Still there is Joanne Elphinston, the performance movement coach who restored the feeling to Alcott's nerve-damaged feet after an operation to straighten her misshapen “flippers” in 2006. “I was born with very wide joints,” Alcott said. “They cracked the bones and realigned them. The alternative might have been having my little toes amputated. I sat with Joanne for an hour a day for six months waggling my little toe. It drove me crazy.”
The risk of losing her career because of the operation is one of a myriad of obstacles she has encountered. “I have a strange connection with fear,” she said. “I used to never sleep before a race. I had a terrible fear of underperforming because I had a lot of labels stuck on me about being the new generation. The happiness other people got from beating me made me feel physically sick. If I went up at a prize-giving nobody would clap; if someone else did, it would be rapturous applause. I thought, 'Don't hate me.' I have really struggled to distance Chemmy the skier from Chemmy the person.”
The skier has broken her neck and back. The person carries her X-rays, in case she is knocked unconscious and surgeons try to operate, not realising that she has two vertebrae fused together. “I woke up in France in a hospital with four grannies [in the ward] when I was 12,” she said. “One kept trying to escape, so I was always pressing the panic button. It was very funny.”
Apart from the broken neck, that is. The back came six months before her first Winter Olympics, in Salt Lake City in 2002. She still finished fourteenth in the combined. In Turin in 2006 she was eleventh in the downhill. Now she wants to win gold.
“I don't want to say skiing is a dangerous sport, it's just I'm a dangerous person,” she said, but then flicked open her mobile phone and showed pictures of her mangled toes. Any friction can reopen the gaping sores. “I have a laser now,” she said. “It cost €4,000 [about £3,400] and is a bit sci-fi, but if it gets bad I go to the car, put my goggles on and weld my feet. It helps the skin recover. I'm the world's biggest fan of second skin.”
Alcott has been portrayed as a “ski babe” and has modelled to boost the coffers. However, she exhibited a lack of vanity by saying that she has her rugby-playing father's “glutes” and then showed off a mini hearing aid that she enthused “is a bit MI5”. She added: “I'm deaf in one ear.” A ski accident? “No, my brother hit me round the head with a tennis racket.”

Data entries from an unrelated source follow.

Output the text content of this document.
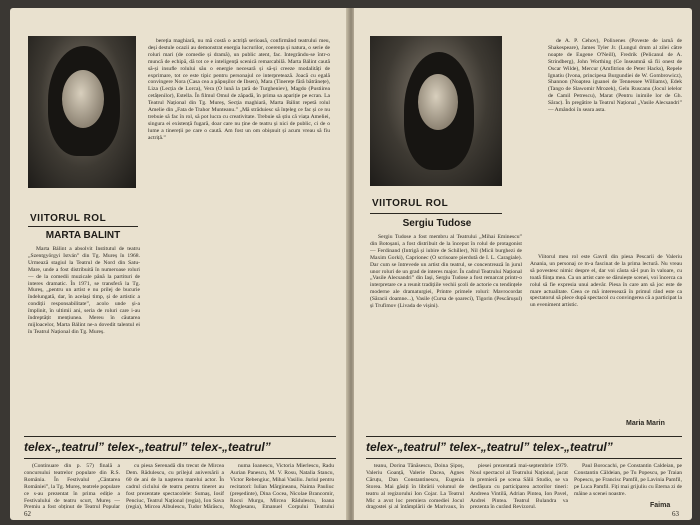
VIITORUL ROL
MARTA BALINT

Marta Bálint a absolvit Institutul de teatru „Szentgyörgyi István” din Tg. Mureș în 1968. Urmează stagiul la Teatrul de Nord din Satu-Mare, unde a fost distribuită în numeroase roluri — de la comedii muzicale până la partituri de interes dramatic. În 1971, se transferă la Tg. Mureș, „pentru un artist e nu prilej de bucurie îndelungată, dar, în același timp, și de artistic a condiții responsabilitate”, acolo unde și-a împlinit, în ultimii ani, seria de roluri care i-au îndreptățit mențiunea. Mereu în căutarea mijloacelor, Marta Bálint ne-a dovedit talentul ei în Teatrul Național din Tg. Mureș.

bereția maghiară, nu mă costă o actriță serioasă, confirmând teatrului meu, deși destule ocazii au demonstrat energia lucrurilor, coerența și natura, o serie de roluri mari (de comedie și dramă), un public atent, fac. Integrându-se într-o muncă de echipă, dă tot ce e inteligență scenică remarcabilă. Marta Bálint caută să-și insuﬂe rolului său o energie necesară și să-și creeze modalități de exprimare, tot ce este tipic pentru personajul ce interpretează. Joacă cu egală convingere Nora (Casa cea a păpușilor de Ibsen), Mara (Tinerețe fără bătrânețe), Liza (Lecția de Lorca), Vera (O lună la țară de Turgheniev), Magdo (Pustiirea cetățenilor), Estella. În filmul Omul de zăpadă, în prima sa apariție pe ecran. La Teatrul Național din Tg. Mureș, Secția maghiară, Marta Bálint repetă rolul Amelie din „Fata de Trahor Munteanu.” „Mă străduiesc să înțeleg ce fac și ce nu trebuie să fac în rol, să pot lucra cu creativitate. Trebuie să știu că viața Ameliei, singura ei existență fugară, doar care nu ține de teatru și nici de public, ci de o lume a tinereții pe care o caută. Am fost un om obișnuit și acum vreau să fiu actriță.”

telex-„teatrul” telex-„teatrul” telex-„teatrul”

(Continuare din p. 57) finală a concursului teatrelor populare din R.S. România. În Festivalul „Cântarea României”, la Tg. Mureș, teatrele populare ce s-au prezentat în prima ediție a Festivalului de teatru scurt, Mureș — Premiu a fost obținut de Teatrul Popular

cu piesa Serenadă din trecut de Mircea Dem. Rădulescu, cu prilejul aniversării a 60 de ani de la nașterea marelui actor. În cadrul ciclului de teatru pentru tineret au fost prezentate spectacolele: Sumaș, Iosif Penciuc, Teatrul Național (regia), Ion Sava (regia), Mircea Albulescu, Tudor Mărăscu,

numa Ioanescu, Victoria Mierlescu, Radu Aurian Panescu, M. V. Rosu, Natalia Stancu, Victor Rebengiuc, Mihai Vasiliu. Juriul pentru recitatori: Iulian Mărgineanu, Naima Pauliuc (președinte), Dina Cocea, Nicolae Brancomir, Rocsi Murgu, Mircea Rădulescu, Ioana Moglesanu, Emanuel Corpului Teatrului

62
VIITORUL ROL

de A. P. Cehov), Polixenes (Poveste de iarnă de Shakespeare), James Tyler Jr. (Lungul drum al zilei către noapte de Eugene O'Neill), Fredrik (Pelicanul de A. Strindberg), John Worthing (Ce înseamnă să fii onest de Oscar Wilde), Mercur (Amfitrion de Peter Hacks), Repele Ignatiu (Ivona, principesa Burgundiei de W. Gombrowicz), Shannon (Noaptea iguanei de Tennessee Williams), Edek (Tango de Slawomir Mrozek), Gelu Ruscanu (Jocul ielelor de Camil Petrescu), Marat (Pentru inimile lor de Gh. Sărac). În pregătire la Teatrul Național „Vasile Alecsandri” — Amândoi în seara asta.

Sergiu Tudose

Sergiu Tudose a fost membru al Teatrului „Mihai Eminescu” din Botoșani, a fost distribuit de la început în rolul de protagonist — Ferdinand (Intrigă și iubire de Schiller), Nil (Micii burghezi de Maxim Gorki), Caprionec (O scrisoare pierdută de I. L. Caragiale). Dar cum se întrevede un artist din teatrul, se concentrează în jurul unor roluri de un grad de interes major. În cadrul Teatrului Național „Vasile Alecsandri” din Iași, Sergiu Tudose a fost remarcat printr-o interpretare ce a reunit tradițiile vechii școli de actorie cu tendințele moderne ale dramaturgiei, Printre primele roluri: Mavrocordat (Săracii doamne...), Vasile (Cursa de șoareci), Tigorin (Pescărușul) și Trufimov (Livada de vișini).

Viitorul meu rol este Gavril din piesa Pescarii de Valeriu Anania, un personaj ce m-a fascinat de la prima lectură. Nu vreau să povestesc nimic despre el, dar voi căuta să-l pun în valoare, cu toată ființa mea. Ca un artist care se dăruiește scenei, voi încerca ca rolul să fie expresia unui adevăr. Piesa în care am să joc este de mare actualitate. Ceea ce mă interesează în primul rând este ca spectatorul să plece după spectacol cu convingerea că a participat la un eveniment artistic.

Maria Marin
telex-„teatrul” telex-„teatrul” telex-„teatrul”

teanu, Dorina Tănăsescu, Doina Șipoș, Valeriu Goanță, Valerie Dacea, Agnes Căruțu, Dan Constantinescu, Eugenia Storea. Mai găsiți în librării volumul de teatru al regizorului Ion Cojar. La Teatrul Mic a avut loc premiera comediei Jocul dragostei și al întâmplării de Marivaux, în

piesei prezentată mai-septembrie 1979. Noul spectacol al Teatrului Național, jucat în premieră pe scena Sălii Studio, se va desfășura cu participarea actorilor tineri: Andreea Vintilă, Adrian Pintea, Ion Pavel, Andrei Pintea. Teatrul Bulandra va prezenta în curând Revizorul.

Paul Borocachi, pe Constantin Caldeian, pe Constantin Căldeian, pe Tu Popescu, pe Traian Popescu, pe Francisc Pamfil, pe Lavinia Pamfil, pe Luca Pamfil. Fiți mai grijuliu cu Eterna zi de mâine a scenei noastre.

Faima
63
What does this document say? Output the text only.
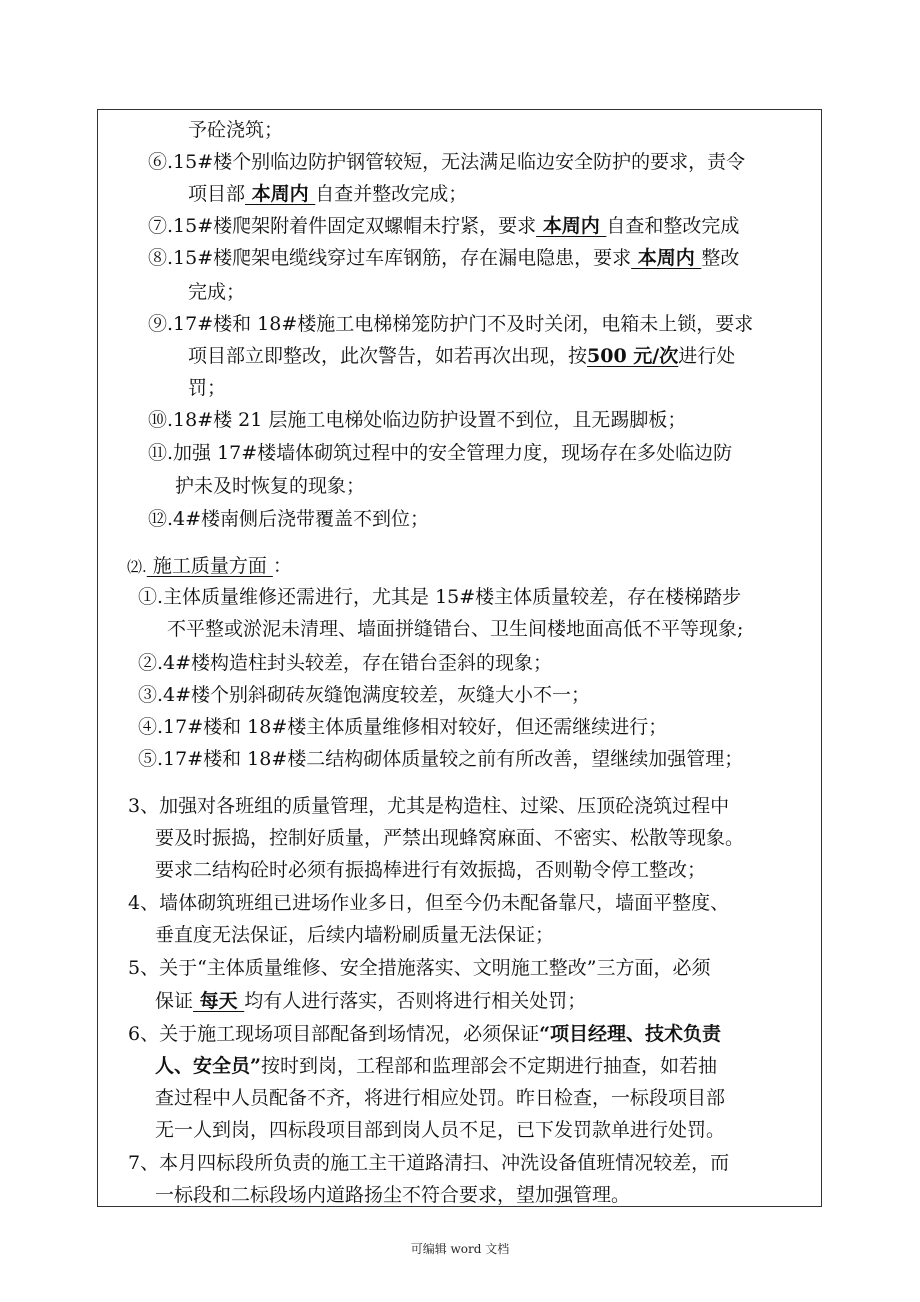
予砼浇筑；
⑥.15#楼个别临边防护钢管较短，无法满足临边安全防护的要求，责令
项目部 本周内 自查并整改完成；
⑦.15#楼爬架附着件固定双螺帽未拧紧，要求 本周内 自查和整改完成
⑧.15#楼爬架电缆线穿过车库钢筋，存在漏电隐患，要求 本周内 整改
完成；
⑨.17#楼和 18#楼施工电梯梯笼防护门不及时关闭，电箱未上锁，要求
项目部立即整改，此次警告，如若再次出现，按500 元/次进行处
罚；
⑩.18#楼 21 层施工电梯处临边防护设置不到位，且无踢脚板；
⑪.加强 17#楼墙体砌筑过程中的安全管理力度，现场存在多处临边防
护未及时恢复的现象；
⑫.4#楼南侧后浇带覆盖不到位；
⑵. 施工质量方面 ：
①.主体质量维修还需进行，尤其是 15#楼主体质量较差，存在楼梯踏步
不平整或淤泥未清理、墙面拼缝错台、卫生间楼地面高低不平等现象;
②.4#楼构造柱封头较差，存在错台歪斜的现象；
③.4#楼个别斜砌砖灰缝饱满度较差，灰缝大小不一；
④.17#楼和 18#楼主体质量维修相对较好，但还需继续进行；
⑤.17#楼和 18#楼二结构砌体质量较之前有所改善，望继续加强管理；
3、加强对各班组的质量管理，尤其是构造柱、过梁、压顶砼浇筑过程中
要及时振捣，控制好质量，严禁出现蜂窝麻面、不密实、松散等现象。
要求二结构砼时必须有振捣棒进行有效振捣，否则勒令停工整改；
4、墙体砌筑班组已进场作业多日，但至今仍未配备靠尺，墙面平整度、
垂直度无法保证，后续内墙粉刷质量无法保证；
5、关于“主体质量维修、安全措施落实、文明施工整改”三方面，必须
保证 每天 均有人进行落实，否则将进行相关处罚；
6、关于施工现场项目部配备到场情况，必须保证“项目经理、技术负责
人、安全员”按时到岗，工程部和监理部会不定期进行抽查，如若抽
查过程中人员配备不齐，将进行相应处罚。昨日检查，一标段项目部
无一人到岗，四标段项目部到岗人员不足，已下发罚款单进行处罚。
7、本月四标段所负责的施工主干道路清扫、冲洗设备值班情况较差，而
一标段和二标段场内道路扬尘不符合要求，望加强管理。
可编辑 word 文档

It is hard to evoke sympathy from the layman when Alcott says that she has been training in Argentina and Chile all summer, but no one could accuse her or the other British skiers of having it easy. “I'm the only one bringing in funding and it gets spread because we're a team,” she said. Alcott can race because of the Witan Investment Trust, a financial company that sponsors her. Last week she flew to the United States, where she will compete in the next World Cup event in Colorado, in a fortnight's time. She will see her boyfriend for two days before April. There is no vestige of doubt in her make-up. “I'm worried what will happen when I win and I feel it's going to happen soon,” she said. “The blokes in the pub, who say they'll race me because they go skiing once year, will say I've come out of the blue, but I've been working, guts and glory, for years. This isn't a trashy Jackie Collins novel.”